Case Study Securing Boost.Beast

A Non-Traditional Source Code Review

Securing the Foundation of Thousands of Web Applications

About Boost.Beast

Beast is an open-source C++ header-only library serving as a foundation for writing interoperable networking libraries. It implements low level HTTP/1, WebSocket, networking protocol vocabulary types, and algorithms using the consistent asynchronous model of Boost.Asio. Beast empowers users to create their own libraries, clients, and servers.

 

Since tens of thousands of users across the internet rely on the Beast library as the foundation of their code, security and peer review is crucial and mandatory to identify and remove dangerous security vulnerabilities. Watch Vinnie Falco, the creator of Beast, explain how he reached out to Bishop Fox to assess the security of the Boost.Beast C++ HTTP/S and WebSockets networking library.

Bishop Fox’s reputation in the industry is exceptional. This project was uniquely challenging as it did not fit the typical profile and scope of an application pen-test. Despite the challenges, Bishop Fox was extremely professional and produced great results.

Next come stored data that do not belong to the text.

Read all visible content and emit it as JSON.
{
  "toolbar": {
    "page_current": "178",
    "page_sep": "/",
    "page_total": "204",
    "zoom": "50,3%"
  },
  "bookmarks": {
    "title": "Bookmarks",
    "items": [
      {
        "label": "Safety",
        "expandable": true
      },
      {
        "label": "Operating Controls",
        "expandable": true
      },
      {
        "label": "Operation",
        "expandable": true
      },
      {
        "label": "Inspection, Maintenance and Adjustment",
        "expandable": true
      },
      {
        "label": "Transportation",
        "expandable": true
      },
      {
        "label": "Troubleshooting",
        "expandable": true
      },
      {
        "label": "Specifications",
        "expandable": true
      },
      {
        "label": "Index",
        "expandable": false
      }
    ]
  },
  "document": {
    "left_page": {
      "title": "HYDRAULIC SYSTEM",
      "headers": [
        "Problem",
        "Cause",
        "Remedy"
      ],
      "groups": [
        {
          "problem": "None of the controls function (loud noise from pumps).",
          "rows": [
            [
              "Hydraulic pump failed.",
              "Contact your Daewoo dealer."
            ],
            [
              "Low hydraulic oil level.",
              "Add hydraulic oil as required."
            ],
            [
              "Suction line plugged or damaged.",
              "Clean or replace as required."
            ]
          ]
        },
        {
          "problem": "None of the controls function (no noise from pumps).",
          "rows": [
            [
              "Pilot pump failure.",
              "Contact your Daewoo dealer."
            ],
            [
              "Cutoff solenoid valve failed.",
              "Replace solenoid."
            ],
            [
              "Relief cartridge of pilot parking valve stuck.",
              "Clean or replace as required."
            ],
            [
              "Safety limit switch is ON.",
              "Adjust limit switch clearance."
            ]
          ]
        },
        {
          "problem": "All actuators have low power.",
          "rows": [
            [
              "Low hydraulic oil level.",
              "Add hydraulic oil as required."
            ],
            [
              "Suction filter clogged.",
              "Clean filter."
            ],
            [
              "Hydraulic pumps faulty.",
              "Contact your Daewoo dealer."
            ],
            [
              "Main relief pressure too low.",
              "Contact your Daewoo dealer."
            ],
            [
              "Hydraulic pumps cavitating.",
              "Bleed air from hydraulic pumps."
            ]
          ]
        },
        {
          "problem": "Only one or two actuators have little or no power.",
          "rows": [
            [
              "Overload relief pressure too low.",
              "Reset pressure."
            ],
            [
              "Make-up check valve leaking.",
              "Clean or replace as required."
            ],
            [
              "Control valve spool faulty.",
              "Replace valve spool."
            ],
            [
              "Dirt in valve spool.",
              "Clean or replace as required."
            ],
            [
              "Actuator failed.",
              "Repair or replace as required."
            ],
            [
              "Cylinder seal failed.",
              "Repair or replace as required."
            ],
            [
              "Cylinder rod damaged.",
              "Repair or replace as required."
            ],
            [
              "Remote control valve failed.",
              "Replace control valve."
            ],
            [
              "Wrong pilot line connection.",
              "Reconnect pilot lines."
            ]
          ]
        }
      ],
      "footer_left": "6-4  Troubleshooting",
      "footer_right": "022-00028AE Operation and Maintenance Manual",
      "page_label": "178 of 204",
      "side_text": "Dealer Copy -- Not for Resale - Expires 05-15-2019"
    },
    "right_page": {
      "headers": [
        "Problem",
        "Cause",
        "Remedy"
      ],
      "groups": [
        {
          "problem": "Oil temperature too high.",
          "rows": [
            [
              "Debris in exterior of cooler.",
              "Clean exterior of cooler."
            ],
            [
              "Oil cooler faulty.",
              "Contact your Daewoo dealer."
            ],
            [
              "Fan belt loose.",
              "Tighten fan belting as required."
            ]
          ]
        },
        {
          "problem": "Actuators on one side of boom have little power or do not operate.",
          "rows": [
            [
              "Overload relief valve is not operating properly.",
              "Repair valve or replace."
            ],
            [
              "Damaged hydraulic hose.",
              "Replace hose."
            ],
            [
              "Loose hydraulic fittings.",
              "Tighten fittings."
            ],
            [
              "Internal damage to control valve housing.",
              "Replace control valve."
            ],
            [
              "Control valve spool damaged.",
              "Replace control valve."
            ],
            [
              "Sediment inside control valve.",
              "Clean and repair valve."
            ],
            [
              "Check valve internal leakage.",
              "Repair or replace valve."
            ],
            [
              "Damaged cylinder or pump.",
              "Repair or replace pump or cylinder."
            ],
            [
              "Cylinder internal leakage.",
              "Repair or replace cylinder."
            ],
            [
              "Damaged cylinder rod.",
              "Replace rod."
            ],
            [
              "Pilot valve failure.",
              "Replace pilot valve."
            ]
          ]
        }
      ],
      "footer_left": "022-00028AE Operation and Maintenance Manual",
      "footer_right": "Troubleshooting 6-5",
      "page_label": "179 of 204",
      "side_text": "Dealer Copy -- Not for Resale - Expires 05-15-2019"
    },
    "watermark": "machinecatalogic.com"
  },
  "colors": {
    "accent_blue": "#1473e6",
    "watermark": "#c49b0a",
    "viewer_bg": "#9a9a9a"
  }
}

Vinnie Falco Author of Boost.Beast

The Challenge

Since tens of thousands of users across the Internet rely on the Beast library as the foundation of their code, security and peer review are crucial and mandatory to identify and remove dangerous security vulnerabilities. Vinnie Falco, the creator of Beast, reached out to Bishop Fox to assess the security of the Boost C++ Beast HTTP/S networking library.The assessment team conducted a hybrid application assessment of the Beast library. Bishop Fox used its hybrid application assessment methodology to conduct automated scans of the deployed application and source code, detailed inspection of the scan results and manual code review to thoroughly identify potential application security vulnerabilities. In addition, the Bishop Fox team reviewed the application architecture and business logic to locate any design-level issues. Finally, the team performed manual exploitation and review of these issues to validate the findings.
 
 

The Results

The Bishop Fox assessment team discovered multiple “high-risk” denial-of-service vulnerabilities that could be exploited by malicious hackers to prevent authorized users from accessing the resource.

The team demonstrated three denial-of-service attacks against Beast by sending malformed WebSocket frames containing a compressed payload. The issues were identified by fuzzing the WebSocket server code responsible for uncompressing client messages. 

In addition, the Bishop Fox team found that Beast uses an insufficient source of entropy as a seed value to a linear congruential generator (LCG) to generate random values that serve as the masking value when WebSocket client frames are sent. In special circumstances, an attacker may be able to exploit this issue to poison HTTP caches served from improperly implemented intermediaries. 

Bishop Fox produced a detailed report of the findings, outlining where security vulnerabilities could potentially affect developers when using Beast code as foundation. The crash in WebSocket frames vulnerability was fixed in the first official release of Beast in Boost thanks to the Bishop Fox discoveries. The other vulnerability was found to only affect WebSocket clients in very limited circumstances. Because Beast places immense value on security and transparency, the report and details of the findings were publicly posted on the Beast Project page (view the Bishop Fox report here).

Download the PDF here –  Beast Case Study (1713 downloads)

About Vinnie Falco

Vinnie Falco started programming on an Apple II+ in 1982. He wrote BearShare – a Gnutella compatible file sharing program and later joined Ripple, a global financial settlement network built on top of a decentralized cryptocurrency and its associated ledger. Ripple gave him the opportunity to develop Beast, the HTTP and WebSocket library written in C++ and used in Ripple.